Bénin – Dans les méandres du pouvoir Yayi : Mémoire du chaudron épisode 89
Yayi Boni naît à Tchaourou au début des années 50. Quatrième garçon de son père, il ne doit pourtant son éducation qu’à son oncle Aboumon, cousin de celui-ci, dont l’autorité planait sur toute la famille. Cependant, les événements malheureux successifs qui surviennent sur la descendance directe de son père génétique impacteront, à mon avis, profondément la formation de sa personnalité et la perception de ses rapports personnels avec ses nombreux cousins paternels, et de façon plus générale, avec ses interlocuteurs. Je souhaite lui laisser l’autorité de la décision de parler de certains de ces événements quand il comprendra qu’il faut fermer la baraque politique et écrire ses mémoires pour la postérité.

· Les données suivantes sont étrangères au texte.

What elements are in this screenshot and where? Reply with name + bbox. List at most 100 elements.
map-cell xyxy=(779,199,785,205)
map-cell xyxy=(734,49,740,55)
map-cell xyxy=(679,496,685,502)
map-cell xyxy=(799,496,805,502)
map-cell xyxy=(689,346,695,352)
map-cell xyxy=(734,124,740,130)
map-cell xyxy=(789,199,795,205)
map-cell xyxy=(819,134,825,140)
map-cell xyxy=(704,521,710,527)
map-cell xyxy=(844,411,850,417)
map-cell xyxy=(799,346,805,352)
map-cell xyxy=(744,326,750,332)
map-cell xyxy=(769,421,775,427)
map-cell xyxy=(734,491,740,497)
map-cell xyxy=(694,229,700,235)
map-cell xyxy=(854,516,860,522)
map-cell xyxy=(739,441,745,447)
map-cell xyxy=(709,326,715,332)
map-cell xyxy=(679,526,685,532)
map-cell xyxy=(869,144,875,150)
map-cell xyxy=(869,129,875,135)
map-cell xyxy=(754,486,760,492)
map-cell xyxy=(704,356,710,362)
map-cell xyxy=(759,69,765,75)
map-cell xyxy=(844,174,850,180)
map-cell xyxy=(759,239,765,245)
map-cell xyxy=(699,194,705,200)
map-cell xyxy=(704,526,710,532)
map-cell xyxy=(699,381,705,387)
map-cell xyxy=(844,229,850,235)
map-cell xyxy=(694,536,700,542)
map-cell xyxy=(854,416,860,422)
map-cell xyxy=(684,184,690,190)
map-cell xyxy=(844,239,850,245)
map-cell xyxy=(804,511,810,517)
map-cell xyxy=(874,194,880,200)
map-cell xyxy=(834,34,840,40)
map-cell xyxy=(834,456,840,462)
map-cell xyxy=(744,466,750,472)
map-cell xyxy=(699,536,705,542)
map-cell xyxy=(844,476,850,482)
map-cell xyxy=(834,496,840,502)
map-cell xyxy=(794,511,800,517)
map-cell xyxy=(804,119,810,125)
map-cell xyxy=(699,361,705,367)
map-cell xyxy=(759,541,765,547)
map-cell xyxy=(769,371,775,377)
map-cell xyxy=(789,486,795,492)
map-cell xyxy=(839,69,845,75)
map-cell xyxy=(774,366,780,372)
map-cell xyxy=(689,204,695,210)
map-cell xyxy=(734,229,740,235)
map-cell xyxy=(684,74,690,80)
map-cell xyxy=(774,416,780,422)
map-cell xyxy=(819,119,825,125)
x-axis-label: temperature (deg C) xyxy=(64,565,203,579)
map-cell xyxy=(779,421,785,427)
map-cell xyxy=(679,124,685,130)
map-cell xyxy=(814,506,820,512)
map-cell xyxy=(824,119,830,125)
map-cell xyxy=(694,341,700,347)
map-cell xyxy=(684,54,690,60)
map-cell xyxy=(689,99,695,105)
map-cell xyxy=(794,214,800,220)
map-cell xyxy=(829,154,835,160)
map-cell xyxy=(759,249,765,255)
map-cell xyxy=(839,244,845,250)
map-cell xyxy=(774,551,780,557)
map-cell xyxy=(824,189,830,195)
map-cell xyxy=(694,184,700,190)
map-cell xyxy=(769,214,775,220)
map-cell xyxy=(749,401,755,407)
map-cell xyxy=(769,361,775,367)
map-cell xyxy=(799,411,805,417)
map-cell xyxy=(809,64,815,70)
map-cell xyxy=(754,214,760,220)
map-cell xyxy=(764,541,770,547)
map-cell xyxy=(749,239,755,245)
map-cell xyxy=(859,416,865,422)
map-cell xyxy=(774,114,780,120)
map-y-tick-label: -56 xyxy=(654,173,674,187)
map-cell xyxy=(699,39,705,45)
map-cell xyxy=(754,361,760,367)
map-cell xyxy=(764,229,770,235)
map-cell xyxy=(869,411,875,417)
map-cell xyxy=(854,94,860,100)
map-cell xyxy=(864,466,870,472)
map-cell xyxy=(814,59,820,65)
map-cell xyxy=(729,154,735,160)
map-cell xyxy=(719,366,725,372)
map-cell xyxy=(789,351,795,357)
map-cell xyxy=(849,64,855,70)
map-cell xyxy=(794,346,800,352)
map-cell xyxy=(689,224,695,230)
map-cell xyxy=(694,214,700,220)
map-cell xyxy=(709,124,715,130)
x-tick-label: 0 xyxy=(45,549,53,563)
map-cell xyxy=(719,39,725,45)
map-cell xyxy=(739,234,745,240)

Une chose est sûre, il n’était pas bien parti dans la vie. Et cela explique la combativité dont il fut capable plus tard face aux défis de son existence. Combativité, oui, mais complexes et susceptibilités surtout. C’est sous l’autorité de son oncle qu’il grandit, bien que son père soit là. Les circonstances de sa scolarisation, déjà relatées dans maints ouvrages, révélaient déjà une grande pulsion chez ce jeune garçon qui voyait ses cousins partir à l’école chaque matin, alors que lui devait se rendre au champ, avec son oncle. On peut dire certaines choses sans y mettre les mots. Et c’est ce que j’essaie de faire.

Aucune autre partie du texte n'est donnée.